Chicago Dispatch: En Route To Obama Nation
I meet a nice woman in the airport who’s flying to California for her lesbian sister’s shotgun wedding. With Proposition 8 looming on the left coast, gay couples are rushing to tie knots. My new friend tells me that thousands of Mormons have been bussed into Cali to pass out hateful literature at busy intersections. Let’s hope at least a dozen of them get bulldozed.
On the Jet Blue cruise to Chicago I watch cable pundits holler, shout, and bicker. They’re past pathetic; if I ever become a hollow nonsense-slinging vulture please print this dispatch and deliver it to my country club.
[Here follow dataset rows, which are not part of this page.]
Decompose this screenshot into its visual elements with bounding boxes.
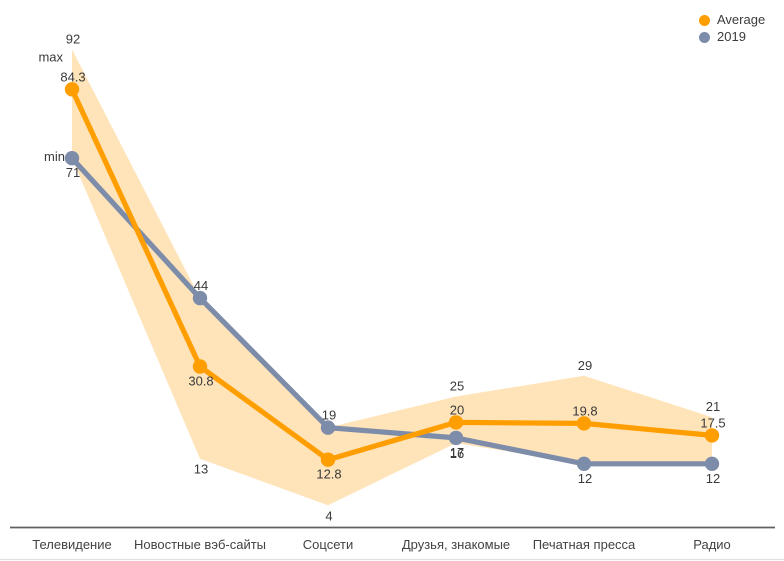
value-label-2019-5: 12: [706, 471, 720, 486]
data-point-average-5[interactable]: [704, 428, 720, 443]
series-line-2019: [69, 155, 715, 467]
data-point-2019-1[interactable]: [192, 290, 208, 306]
legend-item-average[interactable]: Average: [699, 13, 765, 27]
annotation-min: min: [44, 149, 65, 164]
legend-marker-average-icon: [699, 14, 710, 26]
category-label-2: Соцсети: [303, 537, 353, 552]
data-point-2019-0[interactable]: [64, 151, 80, 166]
annotation-max: max: [38, 49, 63, 64]
legend-item-2019[interactable]: 2019: [699, 30, 765, 44]
band-min-label-1: 13: [194, 462, 208, 477]
legend: Average 2019: [699, 13, 765, 44]
data-point-2019-3[interactable]: [448, 430, 464, 446]
data-point-average-0[interactable]: [64, 82, 80, 97]
data-point-average-1[interactable]: [192, 359, 208, 374]
data-point-average-4[interactable]: [576, 416, 592, 431]
legend-marker-2019-icon: [699, 31, 710, 43]
series-line-average: [69, 86, 715, 463]
legend-label-average: Average: [717, 12, 766, 27]
band-max-label-0: 92: [66, 31, 80, 46]
value-label-2019-2: 19: [322, 408, 336, 423]
value-label-average-1: 30.8: [188, 373, 213, 388]
data-point-average-3[interactable]: [448, 415, 464, 430]
value-label-2019-3: 17: [450, 445, 464, 460]
data-point-2019-5[interactable]: [704, 456, 720, 471]
minmax-band-area: [72, 49, 712, 506]
data-point-2019-4[interactable]: [576, 456, 592, 471]
value-label-average-0: 84.3: [60, 69, 85, 84]
category-label-3: Друзья, знакомые: [402, 537, 510, 552]
value-label-2019-0: 71: [66, 165, 80, 180]
category-label-5: Радио: [693, 537, 731, 552]
band-min-label-2: 4: [325, 508, 332, 523]
category-label-1: Новостные вэб-сайты: [134, 537, 266, 552]
value-label-average-5: 17.5: [700, 415, 725, 430]
band-max-label-5: 21: [706, 399, 720, 414]
band-max-label-4: 29: [578, 358, 592, 373]
value-label-average-2: 12.8: [316, 467, 341, 482]
band-max-label-3: 25: [450, 379, 464, 394]
value-label-average-4: 19.8: [572, 403, 597, 418]
data-point-2019-2[interactable]: [320, 420, 336, 435]
value-label-2019-1: 44: [194, 278, 208, 293]
value-label-average-3: 20: [450, 402, 464, 417]
category-label-0: Телевидение: [32, 537, 111, 552]
category-label-4: Печатная пресса: [533, 537, 636, 552]
legend-label-2019: 2019: [717, 29, 746, 44]
value-label-2019-4: 12: [578, 471, 592, 486]
data-point-average-2[interactable]: [320, 452, 336, 467]
band-min-label-3: 16: [450, 446, 464, 461]
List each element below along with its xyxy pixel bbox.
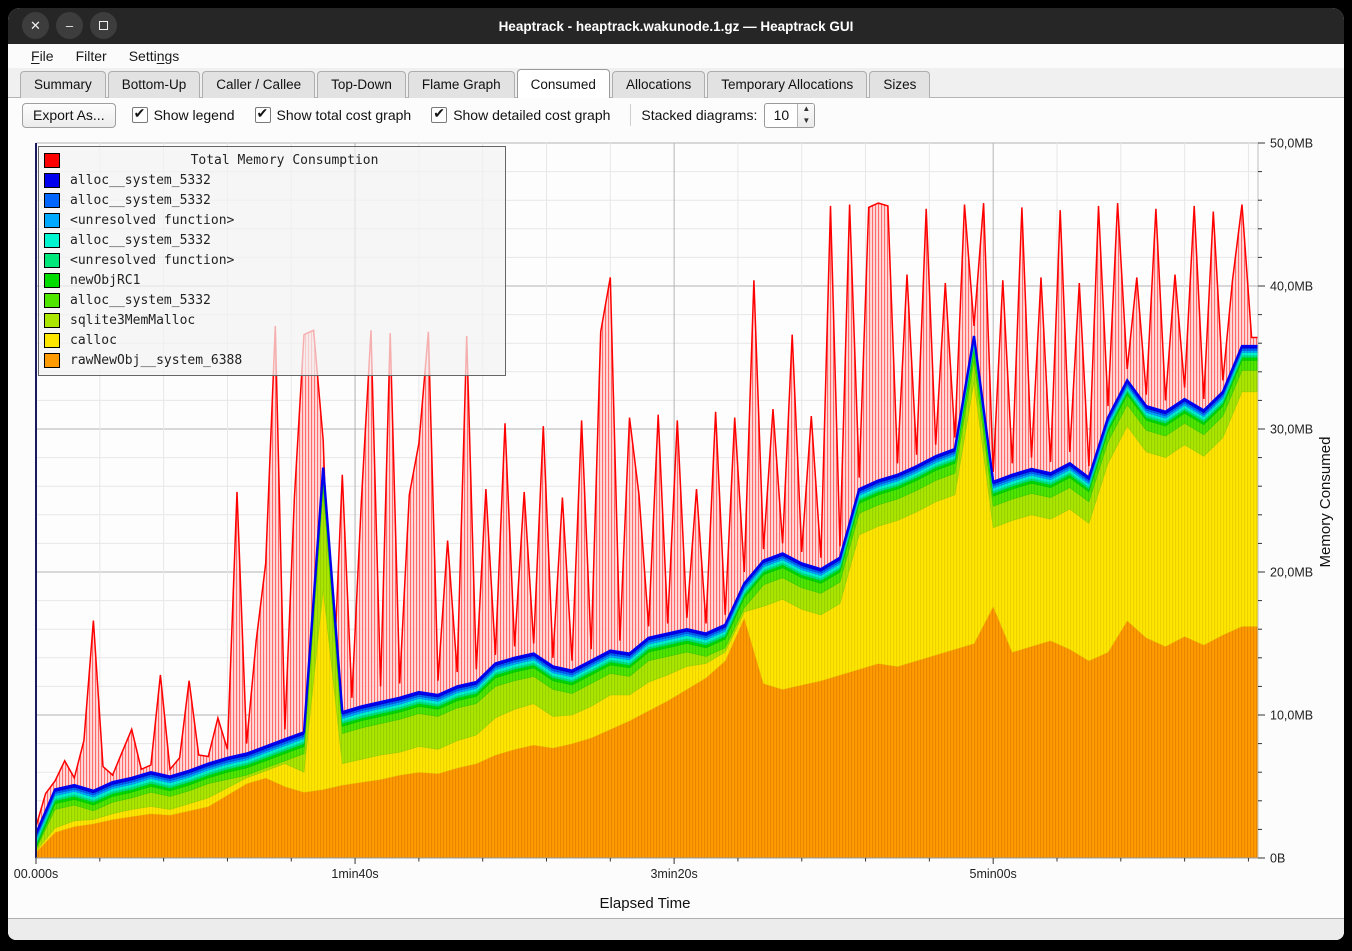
chart-legend: Total Memory Consumption alloc__system_53… — [38, 146, 506, 376]
app-window: ✕ – Heaptrack - heaptrack.wakunode.1.gz … — [8, 8, 1344, 940]
legend-entry-label: alloc__system_5332 — [70, 292, 211, 308]
legend-entry-label: calloc — [70, 332, 117, 348]
legend-swatch — [44, 332, 60, 348]
window-bottom-strip — [8, 919, 1344, 940]
spinner-down-icon[interactable]: ▼ — [802, 115, 811, 125]
legend-item: <unresolved function> — [44, 250, 499, 270]
memory-consumption-chart: 0B 10,0MB 20,0MB 30,0MB 40,0MB 50,0MB 00.000s 1… — [8, 132, 1344, 919]
tab-caller-callee[interactable]: Caller / Callee — [202, 71, 316, 98]
x-axis-title: Elapsed Time — [600, 895, 691, 912]
legend-entry-label: alloc__system_5332 — [70, 172, 211, 188]
y-tick-label: 20,0MB — [1270, 566, 1313, 580]
legend-swatch — [44, 252, 60, 268]
maximize-icon[interactable] — [90, 12, 117, 39]
tab-bar: Summary Bottom-Up Caller / Callee Top-Down F… — [8, 68, 1344, 98]
toolbar-separator — [630, 104, 632, 126]
legend-swatch — [44, 212, 60, 228]
menu-item-filter[interactable]: Filter — [75, 48, 107, 64]
chart-canvas[interactable]: 0B 10,0MB 20,0MB 30,0MB 40,0MB 50,0MB 00.000s 1… — [8, 132, 1344, 919]
legend-item: alloc__system_5332 — [44, 230, 499, 250]
x-tick-label: 1min40s — [331, 867, 378, 881]
y-tick-label: 10,0MB — [1270, 709, 1313, 723]
spinner-up-icon[interactable]: ▲ — [802, 104, 811, 114]
tab-temporary-allocations[interactable]: Temporary Allocations — [707, 71, 868, 98]
legend-swatch — [44, 292, 60, 308]
y-tick-label: 50,0MB — [1270, 137, 1313, 151]
stacked-diagrams-label: Stacked diagrams: — [641, 107, 758, 123]
legend-swatch — [44, 192, 60, 208]
legend-swatch — [44, 172, 60, 188]
y-tick-label: 0B — [1270, 852, 1285, 866]
tab-top-down[interactable]: Top-Down — [317, 71, 406, 98]
legend-item: calloc — [44, 330, 499, 350]
checkbox-label: Show total cost graph — [276, 107, 412, 123]
tab-summary[interactable]: Summary — [20, 71, 106, 98]
legend-swatch — [44, 312, 60, 328]
legend-swatch — [44, 232, 60, 248]
legend-item: alloc__system_5332 — [44, 170, 499, 190]
legend-item: newObjRC1 — [44, 270, 499, 290]
checkbox-box[interactable]: ✔ — [254, 105, 271, 123]
toolbar: Export As... ✔ Show legend ✔ Show total cos… — [8, 98, 1344, 132]
legend-title-row: Total Memory Consumption — [44, 150, 499, 170]
x-tick-label: 3min20s — [650, 867, 697, 881]
checkbox-show-total-cost-graph[interactable]: ✔ Show total cost graph — [254, 105, 412, 123]
legend-entry-label: <unresolved function> — [70, 252, 235, 268]
legend-entry-label: sqlite3MemMalloc — [70, 312, 196, 328]
tab-sizes[interactable]: Sizes — [869, 71, 931, 98]
stacked-diagrams-value[interactable]: 10 — [773, 107, 790, 123]
tab-allocations[interactable]: Allocations — [611, 71, 706, 98]
legend-item: <unresolved function> — [44, 210, 499, 230]
legend-entry-label: newObjRC1 — [70, 272, 141, 288]
legend-item: rawNewObj__system_6388 — [44, 350, 499, 370]
menu-item-settings[interactable]: Settings — [128, 48, 180, 64]
checkbox-box[interactable]: ✔ — [431, 105, 448, 123]
legend-entry-label: alloc__system_5332 — [70, 232, 211, 248]
menu-bar: File Filter Settings — [8, 44, 1344, 68]
checkbox-show-legend[interactable]: ✔ Show legend — [131, 105, 235, 123]
stacked-diagrams-spinner[interactable]: 10 ▲ ▼ — [764, 102, 816, 128]
tab-bottom-up[interactable]: Bottom-Up — [107, 71, 201, 98]
title-bar: ✕ – Heaptrack - heaptrack.wakunode.1.gz … — [8, 8, 1344, 44]
legend-entry-label: <unresolved function> — [70, 212, 235, 228]
legend-item: alloc__system_5332 — [44, 290, 499, 310]
x-tick-label: 5min00s — [970, 867, 1017, 881]
legend-entry-label: alloc__system_5332 — [70, 192, 211, 208]
checkbox-show-detailed-cost-graph[interactable]: ✔ Show detailed cost graph — [431, 105, 611, 123]
y-tick-label: 40,0MB — [1270, 280, 1313, 294]
legend-item: sqlite3MemMalloc — [44, 310, 499, 330]
x-tick-label: 00.000s — [14, 867, 58, 881]
spinner-arrows[interactable]: ▲ ▼ — [797, 103, 815, 127]
legend-swatch — [44, 272, 60, 288]
minimize-icon[interactable]: – — [56, 12, 83, 39]
legend-title: Total Memory Consumption — [190, 152, 379, 168]
tab-flame-graph[interactable]: Flame Graph — [407, 71, 515, 98]
legend-item: alloc__system_5332 — [44, 190, 499, 210]
y-axis-title: Memory Consumed — [1317, 437, 1334, 568]
window-title: Heaptrack - heaptrack.wakunode.1.gz — He… — [498, 18, 854, 34]
close-icon[interactable]: ✕ — [22, 12, 49, 39]
menu-item-file[interactable]: File — [31, 48, 54, 64]
export-as-button[interactable]: Export As... — [22, 102, 116, 128]
window-controls: ✕ – — [22, 12, 117, 39]
tab-consumed[interactable]: Consumed — [516, 69, 610, 98]
checkbox-label: Show legend — [153, 107, 235, 123]
checkbox-box[interactable]: ✔ — [131, 105, 148, 123]
legend-swatch-total — [44, 152, 60, 168]
y-tick-label: 30,0MB — [1270, 423, 1313, 437]
legend-entry-label: rawNewObj__system_6388 — [70, 352, 243, 368]
legend-swatch — [44, 352, 60, 368]
checkbox-label: Show detailed cost graph — [453, 107, 611, 123]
Clicking from “Morning” Joe Scarborough and tight Tucker Carlson to the Fox News frauds, I vindicate the decision to kill my television six months ago.
I’ll avoid canonizing Studs Terkel all week long. Not because he doesn’t warrant it – few Americans deserve the superlatives that writers have already pinned on him – but because I’m sure that every conscious observer on a pilgrimage to Chicago is already praising him plenty in their coverage. Still, it’s important to note at least one lesson that young journalists like myself can learn from Terkel’s legacy.
In his excellent obituary yesterday, Boston Globe Staff Writer Mark Feeney remembered how smooth Studs was with subjects. “He was the least intimidating of interviewers, with a famously warm and empathetic manner,” Feeney wrote. “As Chicago newspaper columnist Mike Royko said, ‘I could never imagine someone replying ‘no comment’ to Studs.’”
I’m an asshole in real life, but as a writer I know that subjects are useless unless you kiss their egos. Studs did that naturally, whereas I have to pretend. Nonetheless, I’m proud to know better than pundits who berate their guests. Too many reporters – particularly physically attractive, morally reprehensible young women vying to become high profile right wing hack bitches – think that’s how it’s done. They learned from the likes of Michelle Malkin and Bill O’Reilly. I learned from dudes like Studs Terkel.
Now let’s see if I can get just a few folks in his hometown to be half as candid with me as they were with Studs. As I head out to cop a Cubs hat and assimilate with Chicagoans, I’ll keep this quote of his in mind: “When you become part of something, in some way you count. It could be a march; it could be a rally, even a brief one. You're part of something, and you suddenly realize you count. To count is very important.”